В промежутках между лекциями и пополнением коллекции он запирался в лаборатории со своими бульонами и микроскопическими животными и подолгу занимался тонкими опытами, стараясь доказать, что эти животные подчиняются тем же самым законам природы, что и люди, и лошади, и слоны. Он помещал капельку бульона с кишащими в нем микробами на маленькое стеклышко, обдувал их табачным дымом и с восхищением наблюдал, как они мечутся взад и вперед в раздражении от этого дыма. Он пропускал через раствор электрическую искру и замечал, что крохотные животные «становились как бы расслабленными», начинали вертеться на одном месте и вскоре погибали.
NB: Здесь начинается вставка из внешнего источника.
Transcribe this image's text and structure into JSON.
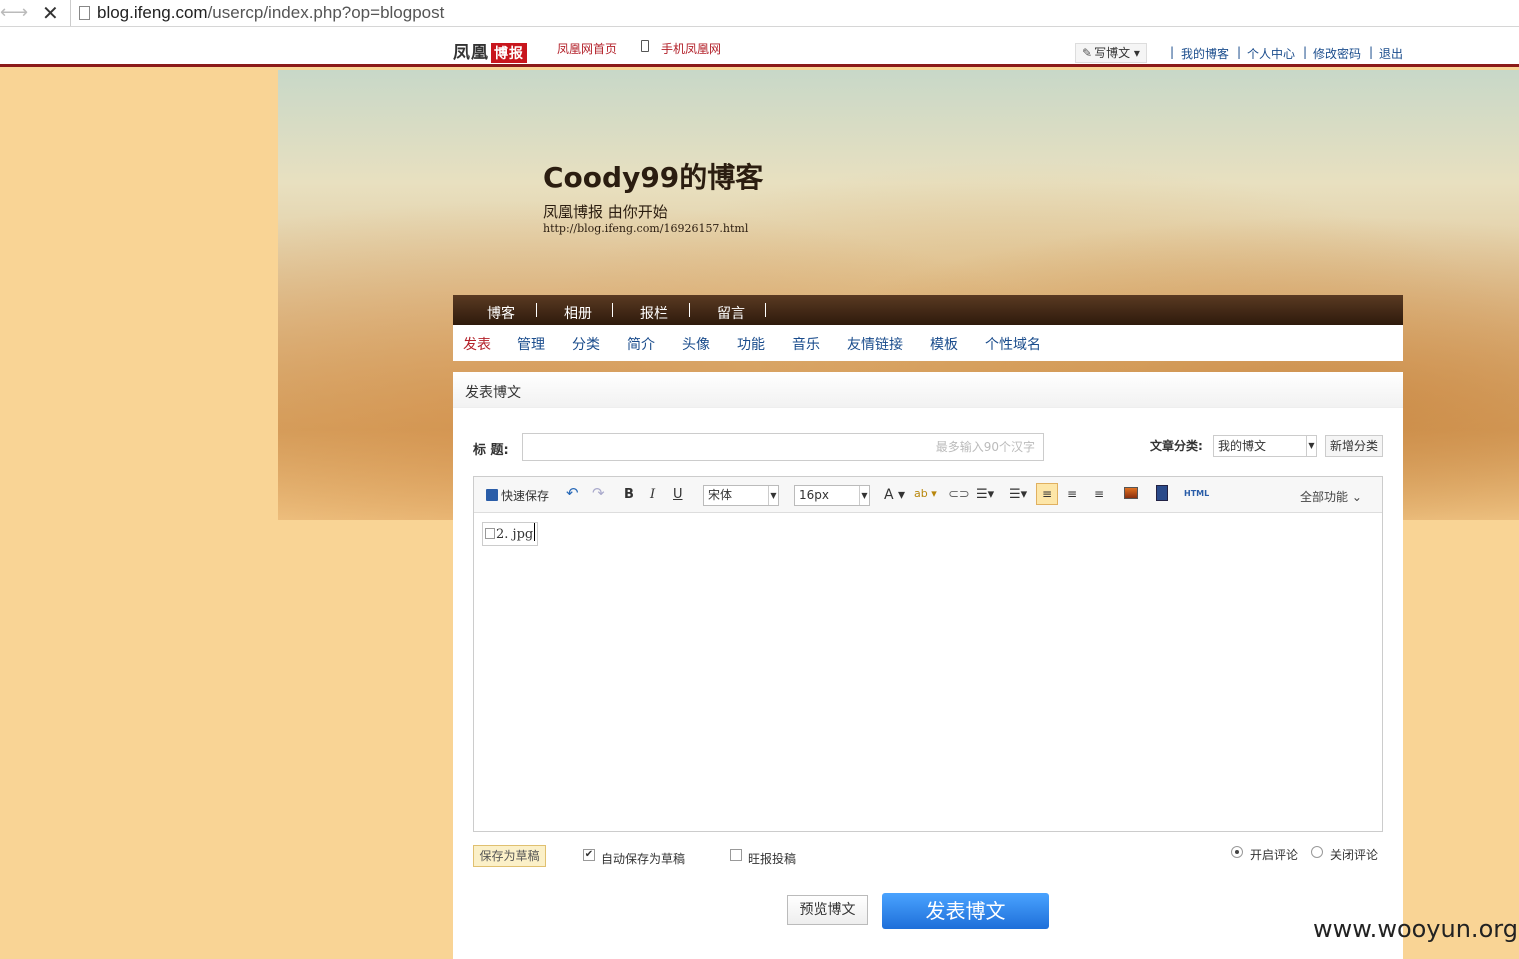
{
  "browser": {
    "url_host": "blog.ifeng.com",
    "url_path": "/usercp/index.php?op=blogpost"
  },
  "topnav": {
    "logo_text": "凤凰",
    "logo_badge": "博报",
    "home_link": "凤凰网首页",
    "mobile_link": "手机凤凰网",
    "write_button": "写博文",
    "user_links": [
      "我的博客",
      "个人中心",
      "修改密码",
      "退出"
    ]
  },
  "banner": {
    "title": "Coody99的博客",
    "subtitle": "凤凰博报  由你开始",
    "url": "http://blog.ifeng.com/16926157.html"
  },
  "main_nav": [
    "博客",
    "相册",
    "报栏",
    "留言"
  ],
  "sub_nav": [
    "发表",
    "管理",
    "分类",
    "简介",
    "头像",
    "功能",
    "音乐",
    "友情链接",
    "模板",
    "个性域名"
  ],
  "panel": {
    "title": "发表博文",
    "title_label": "标 题:",
    "title_placeholder": "最多输入90个汉字",
    "category_label": "文章分类:",
    "category_value": "我的博文",
    "new_category_button": "新增分类"
  },
  "toolbar": {
    "quick_save": "快速保存",
    "bold": "B",
    "italic": "I",
    "underline": "U",
    "font_family": "宋体",
    "font_size": "16px",
    "font_color": "A",
    "bg_color": "ab",
    "html_label": "HTML",
    "all_functions": "全部功能"
  },
  "editor": {
    "content_image_alt": "2. jpg"
  },
  "bottom": {
    "save_draft": "保存为草稿",
    "auto_save_label": "自动保存为草稿",
    "auto_save_checked": true,
    "wangbao_label": "旺报投稿",
    "wangbao_checked": false,
    "enable_comments": "开启评论",
    "disable_comments": "关闭评论",
    "preview_button": "预览博文",
    "publish_button": "发表博文"
  },
  "watermark": "www.wooyun.org"
}
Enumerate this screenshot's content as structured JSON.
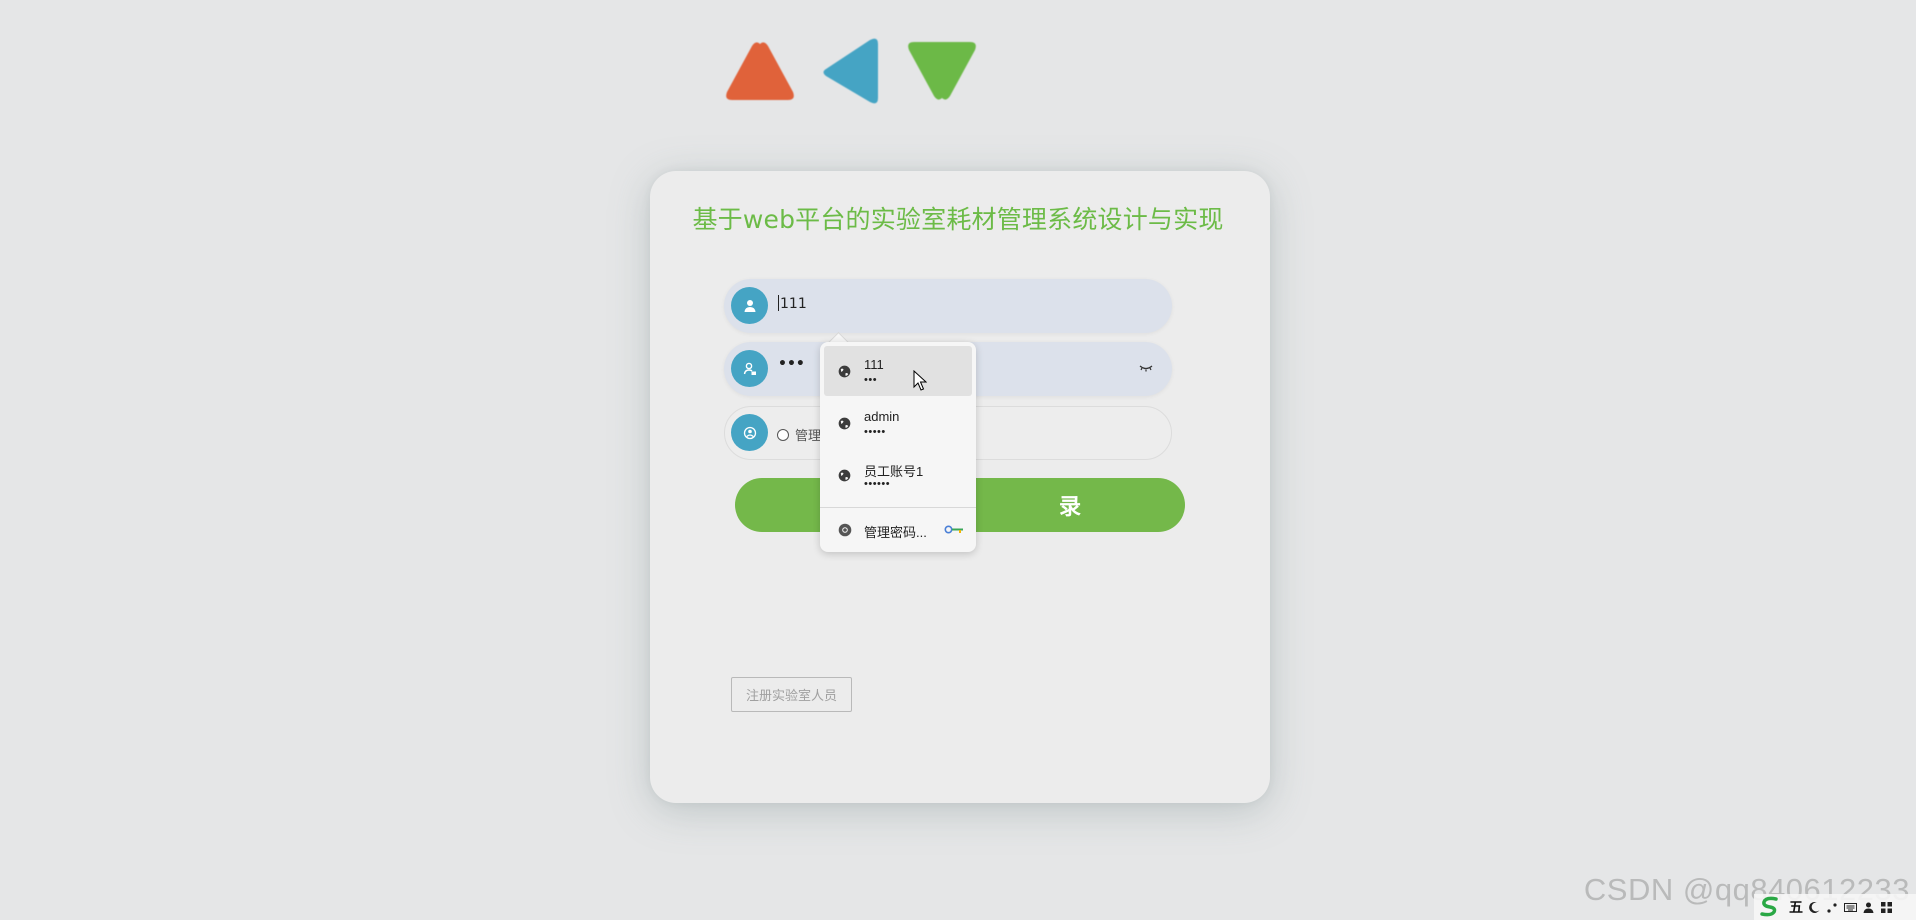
{
  "logo": {
    "shapes": [
      {
        "name": "triangle-up-icon",
        "color": "#e0623a"
      },
      {
        "name": "triangle-left-icon",
        "color": "#45a4c4"
      },
      {
        "name": "triangle-down-icon",
        "color": "#6cb947"
      }
    ]
  },
  "title": "基于web平台的实验室耗材管理系统设计与实现",
  "form": {
    "username_value": "111",
    "password_value": "•••",
    "role_option_label": "管理",
    "login_label": "录",
    "register_label": "注册实验室人员"
  },
  "autofill": {
    "entries": [
      {
        "username": "111",
        "password": "•••"
      },
      {
        "username": "admin",
        "password": "•••••"
      },
      {
        "username": "员工账号1",
        "password": "••••••"
      }
    ],
    "manage_label": "管理密码..."
  },
  "watermark": "CSDN @qq840612233",
  "ime": {
    "mode_label": "五"
  },
  "colors": {
    "accent_green": "#6cbb47",
    "button_green": "#74b84a",
    "icon_blue": "#45a4c4",
    "field_fill": "#dce1eb"
  }
}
«Могу допустить, что зародыши или яички крохотных животных в чем-то отличаются от куриных, лягушачьих или рыбьих яиц, – хотя бы в том, что могут в течение некоторого времени переносить кипячение в запаянной колбе, – но по своей природе эти крохотные животные ничем не отличаются от всех прочих живых существ!» – воскликнул он однажды. Однако довольно скоро ему пришлось взять обратно свое смелое заявление.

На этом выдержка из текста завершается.